The East Carolina University (ECU) School of Dental Medicine served as a distribution point for KN95 masks given to the North Carolina Dental Society (NCDS) by NC Emergency Management for use in patient care across the state.
Late last week, the NCDS began distributing the second round of 150,000 masks approved by the Food and Drug Administration that are part of ramped-up personal protective equipment (PPE) for dentists providing oral healthcare across North Carolina.
The dental school’s home facility, Ross Hall, and all eight of its community service learning centers were among 14 pickup points for dentists practicing near those areas. Dentists who are members of the NCDS or the ADA were allotted 50 masks each.
This is the second time during the pandemic that the school has served as a distribution point for the masks and PPE—a solution that has worked smoothly in part because of the school’s strong collaborative relationship with the NCDS, ECU said.
“Having a statewide presence allows the School of Dental Medicine the honor and responsibility of partnering with state and local organizations to serve the communities in ways like this,” said Dr. T. Rob Temple, associate dean for extramural clinical practices.
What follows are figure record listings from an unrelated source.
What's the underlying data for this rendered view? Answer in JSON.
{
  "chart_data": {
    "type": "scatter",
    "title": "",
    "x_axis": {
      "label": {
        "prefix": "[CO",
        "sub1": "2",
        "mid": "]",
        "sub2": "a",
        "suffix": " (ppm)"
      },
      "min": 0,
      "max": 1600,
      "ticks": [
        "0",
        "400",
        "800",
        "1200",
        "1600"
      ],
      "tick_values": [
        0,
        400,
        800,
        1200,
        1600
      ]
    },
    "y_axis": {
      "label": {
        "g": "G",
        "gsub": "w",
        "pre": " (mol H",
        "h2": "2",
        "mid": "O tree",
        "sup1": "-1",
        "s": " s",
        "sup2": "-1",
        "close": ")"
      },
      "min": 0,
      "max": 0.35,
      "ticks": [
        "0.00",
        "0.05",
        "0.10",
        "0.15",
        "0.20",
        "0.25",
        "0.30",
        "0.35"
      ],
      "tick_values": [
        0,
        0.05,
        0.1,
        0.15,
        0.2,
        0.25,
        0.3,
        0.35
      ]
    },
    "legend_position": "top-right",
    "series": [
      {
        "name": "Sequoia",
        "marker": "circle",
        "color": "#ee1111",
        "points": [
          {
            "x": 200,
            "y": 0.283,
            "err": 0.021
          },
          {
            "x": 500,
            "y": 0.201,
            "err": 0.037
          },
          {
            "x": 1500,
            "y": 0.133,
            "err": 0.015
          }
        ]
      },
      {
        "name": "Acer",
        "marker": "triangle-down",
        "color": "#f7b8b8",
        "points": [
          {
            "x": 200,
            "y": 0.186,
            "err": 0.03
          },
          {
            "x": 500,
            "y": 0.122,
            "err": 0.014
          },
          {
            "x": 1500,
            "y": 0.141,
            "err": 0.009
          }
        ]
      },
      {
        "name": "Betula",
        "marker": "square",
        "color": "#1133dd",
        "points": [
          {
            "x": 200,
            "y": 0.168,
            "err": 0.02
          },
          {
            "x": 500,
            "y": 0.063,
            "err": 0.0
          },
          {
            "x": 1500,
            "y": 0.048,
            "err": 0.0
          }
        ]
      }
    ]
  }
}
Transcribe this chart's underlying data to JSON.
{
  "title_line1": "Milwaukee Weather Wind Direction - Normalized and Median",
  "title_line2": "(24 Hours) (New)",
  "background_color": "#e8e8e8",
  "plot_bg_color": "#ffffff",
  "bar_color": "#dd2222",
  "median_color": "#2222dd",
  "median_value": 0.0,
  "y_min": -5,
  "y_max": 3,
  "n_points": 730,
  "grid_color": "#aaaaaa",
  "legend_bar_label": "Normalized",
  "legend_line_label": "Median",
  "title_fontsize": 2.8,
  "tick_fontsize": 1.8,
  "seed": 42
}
“Our eight community service learning centers and Ross Hall teams partnered with the NCDS to ensure area dentists received their masks quickly in order to provide the very best protective measures for patients and dental teams alike,” said Temple.
Nicole Alley, clinic administrator for the School of Dental Medicine, helped coordinate the distribution of the masks to local dentists, many of whom visited Ross Hall to collect their masks.
“The partnership between the School of Dental Medicine and the NCDS for distributing these masks shows how we are committed to the dental health of all North Carolinians, and not just our patients,” Alley said.
“Many of the providers who are signing up and stopping by are former students or have our students working in their practices, which is great to see,” she said.
“Our goal is to educate dentists who go back to the communities they come from to serve, and it’s important for us to show that we support them even after they leave,” Alley said.